Pemerintah Provinsi DKI Jakarta baru saja mengumumkan rencana membuka enam taman kota selama 24 jam. Tujuannya mulia: menciptakan ruang publik yang lebih inklusif, tempat warga bisa beristirahat, bersosialisasi, atau sekadar melepas penat di tengah kerasnya hidup ibu kota.
Namun, di tengah antusiasme terhadap taman, satu pertanyaan muncul: mengapa taman bisa dibuka 24 jam, sementara banyak masjid justru dikunci setelah Isya?
Ini bukan sekadar perbandingan teknis antara dua fasilitas umum. Ini soal paradigma negara dalam menata ruang publik—tentang apa yang diprioritaskan, dan siapa yang diuntungkan.
Taman adalah ruang sosial yang penting. Tapi mari jujur, ia juga rentan disalahgunakan. Data dan pengalaman di Jakarta sudah cukup menjelaskan: RTH pernah menjadi tempat transaksi gelap, prostitusi terselubung, hingga lokasi kekerasan seksual. Bahkan DPRD sendiri mengingatkan potensi “risiko mesum” di taman-taman yang dibuka 24 jam.
Lalu bandingkan dengan masjid. Ruang ibadah yang sudah pasti memiliki orientasi spiritual, tata nilai, serta pengawasan internal dari takmir dan jamaah.
Masjid tidak hanya tempat shalat. Ia juga bisa menjadi tempat beristirahat bagi musafir, tempat berlindung dari kejahatan malam, tempat curhat para fakir miskin, bahkan pusat edukasi dan dakwah. Dalam sejarah Islam, masjid adalah pusat kehidupan.
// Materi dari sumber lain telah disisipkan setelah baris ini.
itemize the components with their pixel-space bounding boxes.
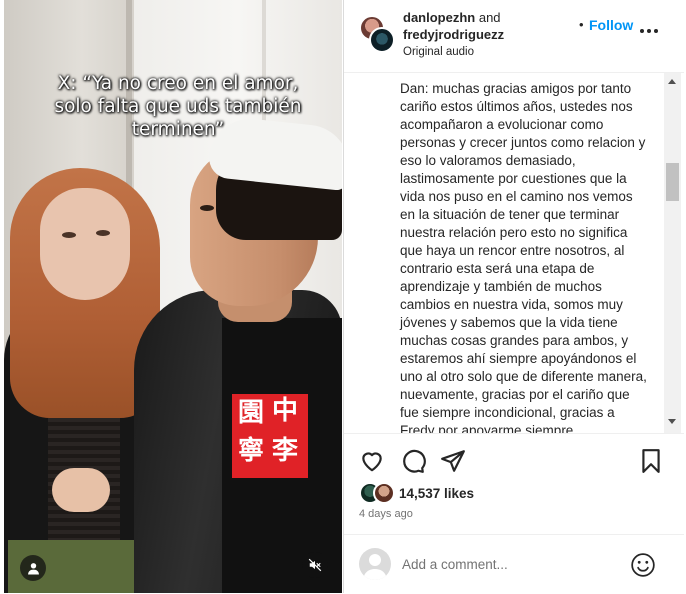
post-timestamp[interactable]: 4 days ago — [359, 508, 413, 520]
comment-input[interactable] — [402, 553, 622, 575]
video-caption-overlay: X: “Ya no creo en el amor, solo falta qu… — [54, 73, 302, 140]
user-icon — [27, 562, 39, 574]
action-bar: 14,537 likes 4 days ago — [344, 433, 684, 524]
shirt-print: 園 中 寧 李 — [232, 394, 308, 478]
likes-summary[interactable]: 14,537 likes — [359, 482, 474, 504]
more-options-icon[interactable] — [640, 24, 662, 38]
girl-face — [40, 188, 130, 300]
heart-icon[interactable] — [359, 448, 385, 474]
scroll-thumb[interactable] — [666, 163, 679, 201]
avatar — [369, 27, 395, 53]
follow-button[interactable]: Follow — [589, 17, 633, 33]
username-link[interactable]: fredyjrodriguezz — [403, 27, 504, 42]
post-modal: 園 中 寧 李 X: “Ya no creo en el amor, solo … — [0, 0, 686, 593]
avatar — [359, 548, 391, 580]
default-avatar-icon — [363, 554, 387, 580]
likes-count[interactable]: 14,537 likes — [399, 486, 474, 501]
tagged-users-button[interactable] — [20, 555, 46, 581]
collab-avatars[interactable] — [359, 15, 395, 55]
scrollbar[interactable] — [664, 73, 681, 433]
avatar — [373, 482, 395, 504]
separator-dot: • — [579, 17, 584, 32]
speaker-muted-icon — [308, 558, 322, 572]
collab-usernames: danlopezhn and fredyjrodriguezz — [403, 10, 505, 42]
mute-button[interactable] — [302, 552, 328, 578]
scroll-up-arrow[interactable] — [668, 79, 676, 84]
comment-bubble-icon[interactable] — [400, 448, 426, 474]
scroll-down-arrow[interactable] — [668, 419, 676, 424]
post-details-panel: danlopezhn and fredyjrodriguezz Original… — [343, 0, 684, 593]
audio-link[interactable]: Original audio — [403, 46, 474, 58]
post-header: danlopezhn and fredyjrodriguezz Original… — [344, 0, 684, 73]
emoji-icon[interactable] — [630, 552, 656, 578]
post-caption: Dan: muchas gracias amigos por tanto car… — [400, 81, 647, 433]
username-link[interactable]: danlopezhn — [403, 10, 475, 25]
paper-plane-icon[interactable] — [440, 448, 466, 474]
caption-scroll-area[interactable]: Dan: muchas gracias amigos por tanto car… — [344, 73, 684, 433]
bookmark-icon[interactable] — [638, 448, 664, 474]
reel-video[interactable]: 園 中 寧 李 X: “Ya no creo en el amor, solo … — [4, 0, 342, 593]
add-comment-bar — [344, 534, 684, 594]
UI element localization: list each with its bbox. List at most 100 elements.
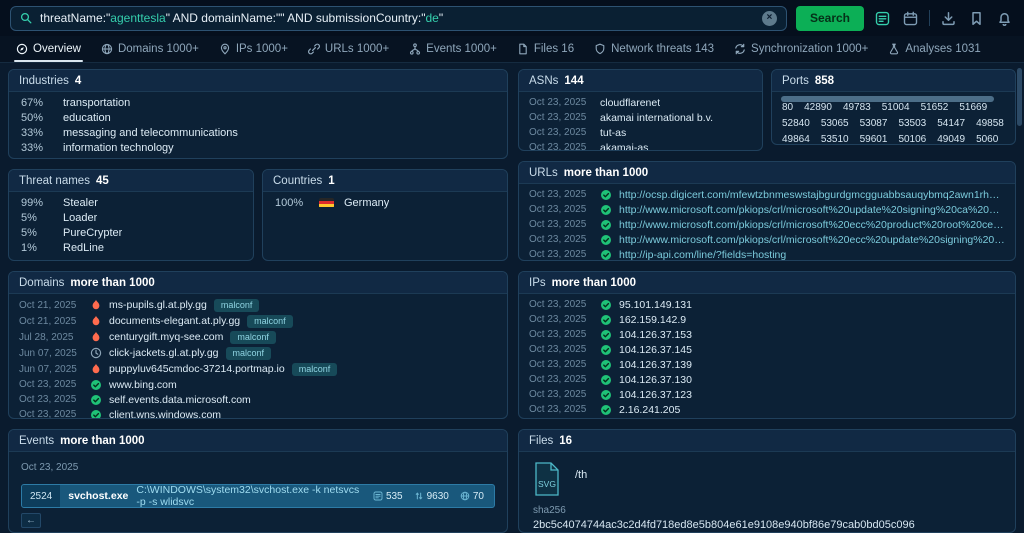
asn-row[interactable]: Oct 23, 2025cloudflarenet [519,95,762,110]
asn-row[interactable]: Oct 23, 2025akamai-as [519,140,762,150]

Sayangnya, banyak masjid di Jakarta dan kota besar lainnya dikunci rapat setelah malam. Alasannya klasik: keamanan, kekhawatiran disalahgunakan, dan minimnya penjaga malam. Tapi jika alasan yang sama bisa diatasi untuk taman, mengapa tidak dicoba untuk masjid?
Apakah masjid tak dianggap sebagai bagian dari ruang publik yang perlu dirawat dan dibuka aksesnya? Ataukah kita diam-diam mulai merasa masjid tidak lagi relevan bagi kehidupan urban yang serba cepat dan pragmatis?
Padahal, membuka masjid 24 jam bisa memberi manfaat besar. Bagi pekerja malam yang ingin singgah dan berdoa. Bagi pengemudi ojol yang butuh rehat. Bagi warga yang mencari ketenangan batin. Dan tentu saja, bagi mereka yang tak punya tempat berteduh—asal dikelola dengan bijak dan manusiawi.
Pemerintah bisa bekerja sama dengan Dewan Masjid Indonesia, lembaga zakat, dan komunitas takmir untuk memastikan keamanan dan kebersihan. Bahkan bisa disinergikan dengan program sosial—mulai dari layanan konsultasi, bantuan makanan, hingga tempat tidur darurat.
Dengan begitu, masjid bukan hanya simbol agama, tapi benar-benar hadir sebagai pusat pelayanan umat.Kalau taman bisa dijaga dengan CCTV, penerangan, dan satpam, masjid tentu bisa dikelola lebih baik—bahkan dengan nilai-nilai adab yang lebih kuat.
Poin utamanya bukan untuk menolak taman 24 jam. Tapi untuk menyuarakan keadilan perlakuan terhadap ruang-ruang publik yang bernilai spiritual. Karena tidak semua orang mencari pelarian di taman. Banyak yang mencari kedamaian di rumah Allah.
Sudah saatnya kita berpikir lebih utuh. Membangun kota bukan hanya soal menambah fasilitas fisik, tapi juga menghidupkan ruang ruhani.Dan dalam suasana masyarakat yang makin tertekan secara mental, spiritual, dan ekonomi, membuka masjid 24 jam bisa menjadi langkah konkret merawat harapan.